We all laughed of course - we all know ourselves too well to not know that we have precisely the same proclivities in collecting or saving things that we have ultimately seem to have no intent to ever use.  But it did start me thinking about things in my own life.

Truth be told, I am a collector of things.  Most of us are.  We like to play it down by calling it a "hobby" or "I buy them because they make me happy" but in fact, we accumulate things.  Perhaps because we instinctively feel like when we start something, we need to complete the set.  Perhaps it is because purchasing something is a form of personal power, an exercise in doing something that we want to do rather than all the things we have to do, such as paying bills and mortgages (even if we have to do it with money we do not actually have).

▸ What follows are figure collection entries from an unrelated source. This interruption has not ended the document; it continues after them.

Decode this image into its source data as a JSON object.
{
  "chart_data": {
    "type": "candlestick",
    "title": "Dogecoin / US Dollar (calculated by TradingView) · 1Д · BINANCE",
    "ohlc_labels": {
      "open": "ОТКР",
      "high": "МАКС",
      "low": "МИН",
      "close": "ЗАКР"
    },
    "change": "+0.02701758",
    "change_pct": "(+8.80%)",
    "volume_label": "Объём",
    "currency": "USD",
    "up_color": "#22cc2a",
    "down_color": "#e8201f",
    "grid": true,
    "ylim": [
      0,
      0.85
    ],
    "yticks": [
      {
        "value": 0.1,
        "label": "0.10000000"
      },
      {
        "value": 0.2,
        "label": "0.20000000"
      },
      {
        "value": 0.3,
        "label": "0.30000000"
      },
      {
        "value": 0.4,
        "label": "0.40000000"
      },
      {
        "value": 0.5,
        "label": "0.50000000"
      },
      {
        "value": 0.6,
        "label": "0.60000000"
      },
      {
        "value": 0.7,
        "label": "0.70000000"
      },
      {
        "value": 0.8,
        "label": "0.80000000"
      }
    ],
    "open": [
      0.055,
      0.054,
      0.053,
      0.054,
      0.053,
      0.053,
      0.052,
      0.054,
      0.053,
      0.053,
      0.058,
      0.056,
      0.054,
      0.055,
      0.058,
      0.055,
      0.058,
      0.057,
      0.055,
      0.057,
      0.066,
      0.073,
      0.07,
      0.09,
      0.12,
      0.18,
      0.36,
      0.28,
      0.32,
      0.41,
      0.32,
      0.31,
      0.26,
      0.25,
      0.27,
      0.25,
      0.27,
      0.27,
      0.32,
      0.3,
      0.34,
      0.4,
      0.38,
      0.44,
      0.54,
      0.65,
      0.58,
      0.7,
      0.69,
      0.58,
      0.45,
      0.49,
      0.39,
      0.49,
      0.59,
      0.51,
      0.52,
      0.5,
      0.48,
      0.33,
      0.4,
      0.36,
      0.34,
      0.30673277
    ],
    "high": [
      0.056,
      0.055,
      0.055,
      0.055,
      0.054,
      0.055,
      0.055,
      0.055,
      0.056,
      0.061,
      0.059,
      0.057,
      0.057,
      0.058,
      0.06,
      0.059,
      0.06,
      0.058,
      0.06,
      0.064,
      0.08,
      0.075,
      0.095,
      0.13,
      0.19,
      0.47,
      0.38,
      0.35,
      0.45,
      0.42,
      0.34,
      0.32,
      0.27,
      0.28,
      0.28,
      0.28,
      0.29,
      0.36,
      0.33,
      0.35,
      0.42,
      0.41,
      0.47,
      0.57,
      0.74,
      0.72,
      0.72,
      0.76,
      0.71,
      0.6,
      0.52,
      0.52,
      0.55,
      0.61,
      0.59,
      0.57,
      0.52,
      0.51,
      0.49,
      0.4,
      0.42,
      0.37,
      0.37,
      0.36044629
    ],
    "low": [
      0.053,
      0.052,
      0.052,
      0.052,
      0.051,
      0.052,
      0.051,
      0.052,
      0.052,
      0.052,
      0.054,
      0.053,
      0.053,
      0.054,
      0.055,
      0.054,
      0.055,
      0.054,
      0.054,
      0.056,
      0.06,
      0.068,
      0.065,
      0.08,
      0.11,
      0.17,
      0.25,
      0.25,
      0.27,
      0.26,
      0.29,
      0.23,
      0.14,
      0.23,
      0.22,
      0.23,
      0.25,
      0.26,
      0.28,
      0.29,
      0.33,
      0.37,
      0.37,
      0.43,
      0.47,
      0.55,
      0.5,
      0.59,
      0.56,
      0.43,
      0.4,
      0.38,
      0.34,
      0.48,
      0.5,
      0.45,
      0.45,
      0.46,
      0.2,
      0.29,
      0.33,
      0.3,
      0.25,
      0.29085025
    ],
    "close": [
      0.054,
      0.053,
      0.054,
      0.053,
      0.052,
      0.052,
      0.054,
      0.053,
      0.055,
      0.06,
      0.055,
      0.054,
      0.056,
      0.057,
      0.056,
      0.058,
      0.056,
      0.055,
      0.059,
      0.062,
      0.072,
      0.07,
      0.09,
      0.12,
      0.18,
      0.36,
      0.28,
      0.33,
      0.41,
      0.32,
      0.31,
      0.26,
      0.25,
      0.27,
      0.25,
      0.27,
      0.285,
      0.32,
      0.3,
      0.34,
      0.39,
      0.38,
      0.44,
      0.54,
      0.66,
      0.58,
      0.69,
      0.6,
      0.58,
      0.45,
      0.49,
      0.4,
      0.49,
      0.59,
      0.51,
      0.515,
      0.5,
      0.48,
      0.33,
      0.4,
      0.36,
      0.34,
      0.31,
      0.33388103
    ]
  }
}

I would like to say that for myself, I have become less and less focused on acquiring things.  In some ways I believe that to be true:  I seldom buy books as much as I used and really do not acquire anything else.  Part of it is expense I suppose:  the things I want have simply gone up in price.  But there is also a realization, I think, that things do not (in and of themselves) make me better or solve problems.  They may bring a brief sort of joy, but not the sort of life changing joy our mind tries to tell else they will bring.  I am coming to measure things not just on whether I want them, but rather of what use they will be to me (and the nature of "use" is getting pushed out farther and farther:  if I will not get 5 or more years of use out of something I am likely to not buy it).

But the second thing I am now confronting is releasing what I have.

Some hard numbers:  in 6.5 years we will effectively be child free.  We have already discussed - I would say agreed to at this point - moving somewhere else at that time (assuming my job holds out that long).  More than likely moving would entail some form of downsizing.

It is easy enough to point at things and say "We should get rid of that"  when the things are not mine.  When they are mine, it is harder.  I attempt to justify by saying "But what if I need it?" or "I will never get back what I paid for it".  Really, I guess, it is because I do not want to let go:  at best it invokes memories, but at worst it is simply my own greed.

How am I trying to combat this?  Two things, one for each problem.

For the acquisition of things, I have started making a list.  If  I want it, it goes on the list with a price (effectively Amazon's shopping cart does the same thing).  I can look at it, think about it, and prioritize it.  Now, except for the occasional find  at the used book store where buying right then means I get it, I very seldom buy things on the fly.

For the simplifying of things, I am starting to root out things on shelves, in drawers, and in the garage - places were things are not commonly seen and if not seen, then not used (Truth be told, I hate drawers.  Just places to hide stuff to avoid getting rid of it).  It is not an easy task, I can tell you.  Once you get past the "I just do not want to get rid of things"  you are left with the sentimental "Oh, I cannot get rid of this - remember the time.....".

But I am working on both.  Financially it makes sense (what I do not buy I keep in money, what I am able to sell I keep in cash).  Space-wise it makes sense.  And, hopefully, in terms of my children it makes sense - I do not wish to leave them with the task of weeding through things because I was unwilling to.

And it makes for a constant reminder that not, you really cannot take it all with you.